Colorado’s budget writers spent the past year planning for the worst, but they now believe the state has averted long-term economic ruin.
In fact, the state legislature’s chief budget writer said Monday, the outlook is actually pretty good. A fuller picture won’t be available until March 19, during economists’ quarterly update, but Democratic Sen. Dominick Moreno told The Denver Post: “It’s nothing that we could have expected.”
“I really do think the economists … couldn’t foresee that this was going to be the case,” the chairman of the Joint Budget Committee from Commerce City said. “There was a belief that the pandemic had so much more of an impact on the economy than it did.”
In the early days of the pandemic, analysts predicted a catastrophic economic slowdown, and Colorado’s legislature slashed about 10% of overall spending to pass a balanced budget — roughly $30 billion — for the 2020-21 fiscal year. Many of those cuts led to teary hearings and debates at the Capitol, and lawmakers braced for possibly years of holding back on new spending proposals.
Things started to improve over the summer and into fall, when budget writers were advised the state government would have about $1 billion more in tax revenue to use than planned — though the state’s nonpartisan economic analysts cautioned them against too much optimism. That’s because state spending was still projected to exceed state revenues through at least 2023.
Now it appears likely that isn’t even true anymore. Asked whether Colorado’s latest projected revenues will exceed spending commitments, Moreno said, “You’ll definitely see that be the case.”
This evolution is being seen across the U.S.: A New York Times report found many states, including Colorado, hacked budgets during the early uncertainty and have returned to stable — and sometimes positive — revenue levels. Plus, the federal government looks like it’ll be pumping cash into Colorado as part of a stimulus bill that needs the U.S. House’s final approval before landing on President Joe Biden’s desk.

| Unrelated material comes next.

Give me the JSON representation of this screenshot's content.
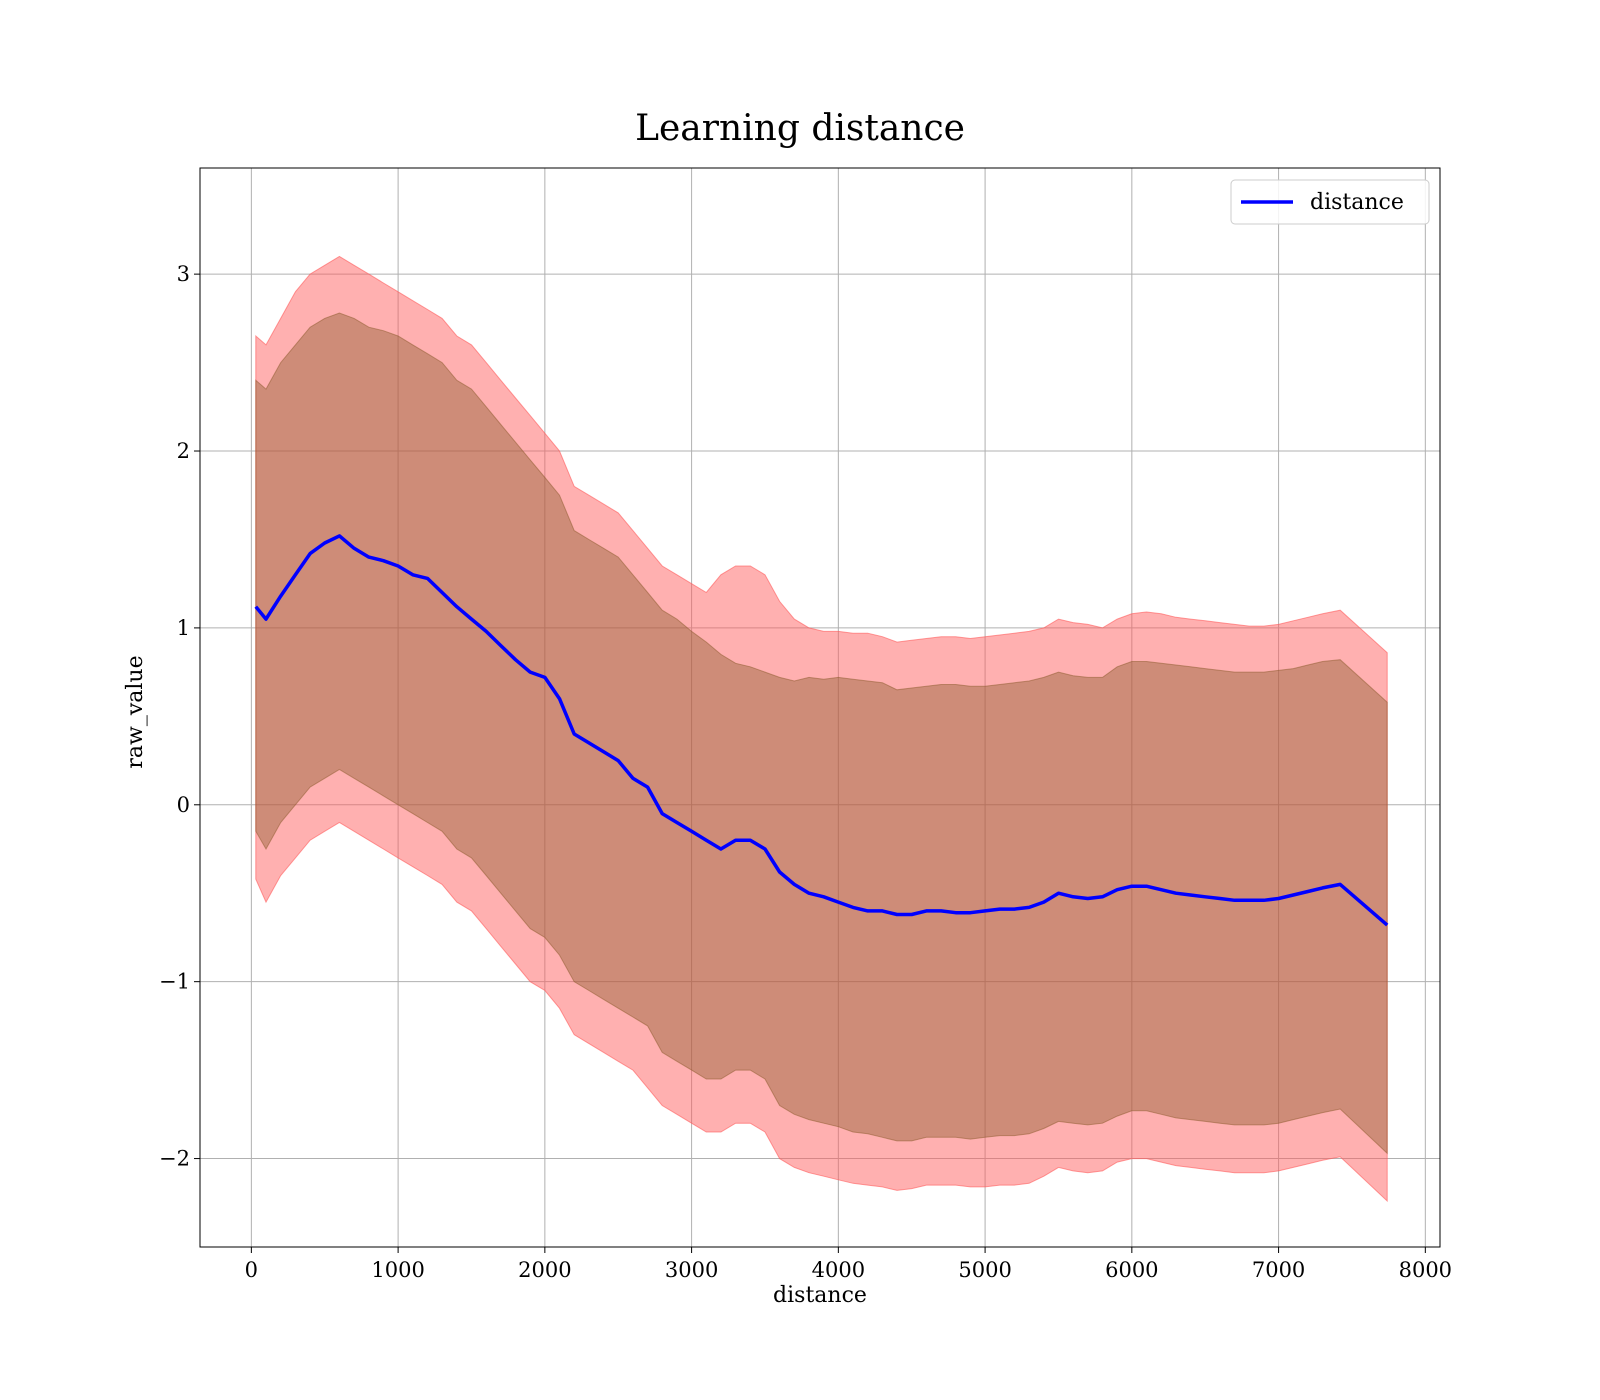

So if next week’s economic forecast is as rosy as Moreno and other statehouse leaders expect it to be, the question becomes: What to do with the extra cash?
There is a slight difference of opinion between Democratic Gov. Jared Polis and the Democrat-led legislature. The former is bullish on stimulating the economy even more, whereas the latter is generally more interested in balancing that priority with restoring last year’s cuts.
But the two sides aren’t far off. Polis has called for a COVID-19 stimulus package of about $1.3 billion (close to 12% of all discretionary spending by the legislature for this fiscal year), while lawmakers are comfortable with a package more in the $1 billion range. Democrats and Republicans are in general agreement on how to spend this money, leaders from both parties said: business aid, rural economic development, reopening schools, “shovel-ready” road and bridge projects and housing assistance.
“Things are actually going pretty well,” said Senate Minority Leader Chris Holbert, a Douglas County Republican. “We’re optimistic that there are things that we can work together on.”
He attributed the positive talks to the fact that Colorado must, by law, balance its budget and cannot deficit-spend like the federal government.
“It’s not Republicans criticizing far-left progressive ideas. I give the people of Colorado credit there,” Holbert said. “It’s not like there’s something in the water here, where we’re better at this than Congress. It’s that we have to operate on the dollars that we actually have.”
As recently as Friday, the parties were primed to announce the new state COVID stimulus this week, but now may wait to see how much federal stimulus money will flow to Colorado. Biden could sign a $1.9 trillion bill this week, and Moreno said the state is tentatively preparing to get about $4 billion.
“The federal action has kind of thrown a wrench in,” he said. “Should we go telling folks about this smaller state stimulus in light of the fact that there’s this larger thing we’re going to receive? In terms of scales of impact, we can have more impact if we wait a little bit and allocate some of the federal funding.”